I don’t want to overwhelm you worth info, especially as they may not address other concerns you are dealing with. But I definitely have more recommendations if you get through it all & find it valuable.

MessyBrilliance profile image
MessyBrilliance

My oldest son witnesssed domestic violence and experience neglect when he was very young and was extremely traumatized from it. He experienced many of the same symptoms and would even rage at me - bearing his teeth and growling.
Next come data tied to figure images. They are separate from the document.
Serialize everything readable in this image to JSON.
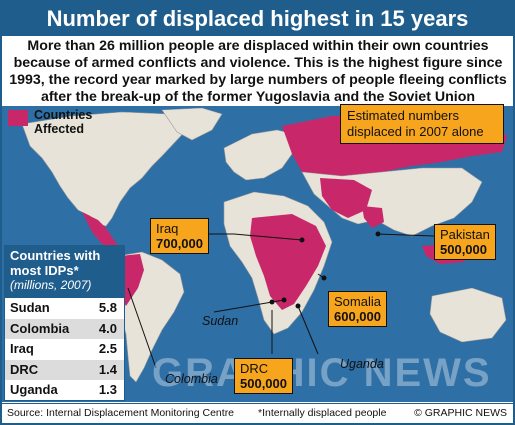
{
  "title": "Number of displaced highest in 15 years",
  "intro": "More than 26 million people are displaced within their own countries because of armed conflicts and violence. This is the highest figure since 1993, the record year marked by large numbers of people fleeing conflicts after the break-up of the former Yugoslavia and the Soviet Union",
  "legend": {
    "label": "Countries Affected",
    "color": "#c8286a"
  },
  "estimate_box": "Estimated numbers displaced in 2007 alone",
  "callouts": [
    {
      "country": "Iraq",
      "value": "700,000"
    },
    {
      "country": "Pakistan",
      "value": "500,000"
    },
    {
      "country": "Somalia",
      "value": "600,000"
    },
    {
      "country": "DRC",
      "value": "500,000"
    }
  ],
  "map_labels": [
    "Sudan",
    "Uganda",
    "Colombia"
  ],
  "idp_table": {
    "title": "Countries with most IDPs*",
    "subtitle": "(millions, 2007)",
    "rows": [
      {
        "country": "Sudan",
        "value": "5.8"
      },
      {
        "country": "Colombia",
        "value": "4.0"
      },
      {
        "country": "Iraq",
        "value": "2.5"
      },
      {
        "country": "DRC",
        "value": "1.4"
      },
      {
        "country": "Uganda",
        "value": "1.3"
      }
    ]
  },
  "watermark": "GRAPHIC NEWS",
  "footer": {
    "source": "Source: Internal Displacement Monitoring Centre",
    "note": "*Internally displaced people",
    "copyright": "© GRAPHIC NEWS"
  },
  "colors": {
    "title_bg": "#1f5d8c",
    "ocean": "#2e6fa6",
    "land": "#e8e3d8",
    "affected": "#c8286a",
    "callout": "#f7a51c"
  }
}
I had him hospitalized in third grade for almost two weeks because of suicidal thoughts. He was diagnosed with a mood disorder and they prescribed him an antipsychotic and an antidepressant. Nothing seemed to help.

My son’s rage would trigger my fears of my ex husband so I would verbally strike out at him to “protect” myself.

We were both in therapy at Genesis Women’s Outreach Center for domestic violence and that saved our lives. They provided free play therapy for my son and understood that the effects of early childhood trauma can often look the same as ADHD, ODD, mood disorder etc. and that children with ptsd are often misdiagnosed. They also helped me learn to overcome my fears.

My son is now a healthy, happy 13 year old who smiles and hugs me. I thought this would never happen. I am finally able to take care of myself in ways that are healthy and do not harm him emotionally.

Urge you to seek domestic violence counseling even though you are no longer in the situation; it sounds like it is still with you both. It will take a lot of hard work with many ups and downs but you will get there. Sending lots of love your way! Hope this helps :)

MessyBrilliance profile image
MessyBrilliance

Oops, I must have misread your post. You didn’t mention a domestic violence situation. Sorry about that. Hope you find what works for your family.

mzcasteel17 profile image
mzcasteel17 in reply toMessyBrilliance

No there was domestic vilcence with my son's real father and my son was y security blanket thinking it would stop it but it didn't but his father hasn't been around since he was 2

MessyBrilliance profile image
MessyBrilliance in reply tomzcasteel17

It may be worth exploring because his symptoms are so close to my sons. (I’m actually on this site for my younger son who has adhd but read your post and had to reach out to you.) There may have been more of an impact than you think to his core sense of trust, stability, love etc. even at such a young age. My son was 1 1/2 when most of the damage was done and was out of control by the age of 4.